On 11.07.24 19:57, Linus Torvalds wrote:
On Thu, 11 Jul 2024 at 10:09, Jason A. Donenfeld <Jason@xxxxxxxxx> wrote:
When I was working on this patchset this year with the syscall, this is
similar somewhat to the initial approach I was taking with setting up a
special mapping. It turned into kind of a mess and I couldn't get it
working. There's a lot of functionality built around anonymous pages
that would need to be duplicated (I think?).
Yeah, I was kind of assuming that. You'd need to handle VM_DROPPABLE
in the fault path specially, the way we currently split up based on
vma_is_anonymous(), eg
if (vma_is_anonymous(vmf->vma))
return do_anonymous_page(vmf);
else
return do_fault(vmf);
in do_pte_missing() etc.
I don't actually think it would be too hard, but it's a more
"conceptual" change, and it's probably not worth it.
Alright, an hour later of fiddling, and it doesn't actually work (yet?)
-- the selftest fails. A diff follows below.
May I suggest a slightly different approach: do what we did for "pte_mkwrite()".
It needed the vma too, for not too dissimilar reasons: special dirty
bit handling for the shadow stack. See
bb3aadf7d446 ("x86/mm: Start actually marking _PAGE_SAVED_DIRTY")

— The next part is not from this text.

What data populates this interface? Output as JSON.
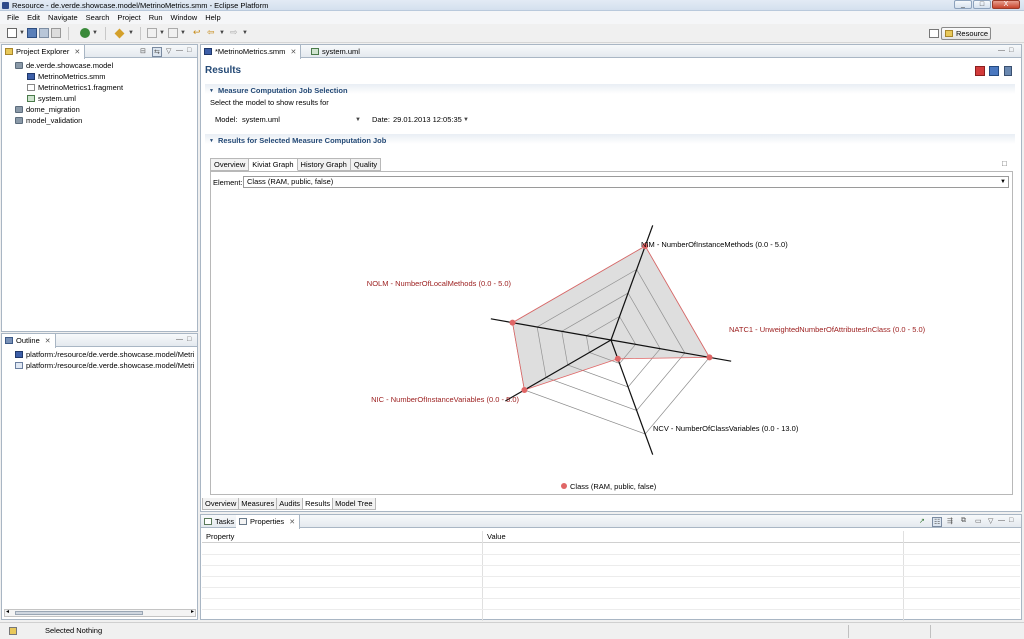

b497e52ddb2a ("x86/mm: Teach pte_mkwrite() about stack memory")
and now we have "pte_mkwrite_novma()" with the old semantics for the
legacy cases that didn't get converted - whether it's because the
architecture doesn't have the issue, or because it's a kernel pte.
And the conversion was actually quite pain-free, because we have
#ifndef pte_mkwrite
static inline pte_t pte_mkwrite(pte_t pte, struct vm_area_struct *vma)
{
return pte_mkwrite_novma(pte);
}
#endif
so all any architecture that didn't want this needed to do was to
rename their pte_mkwrite() to pte_mkwrite_novma() and they were done.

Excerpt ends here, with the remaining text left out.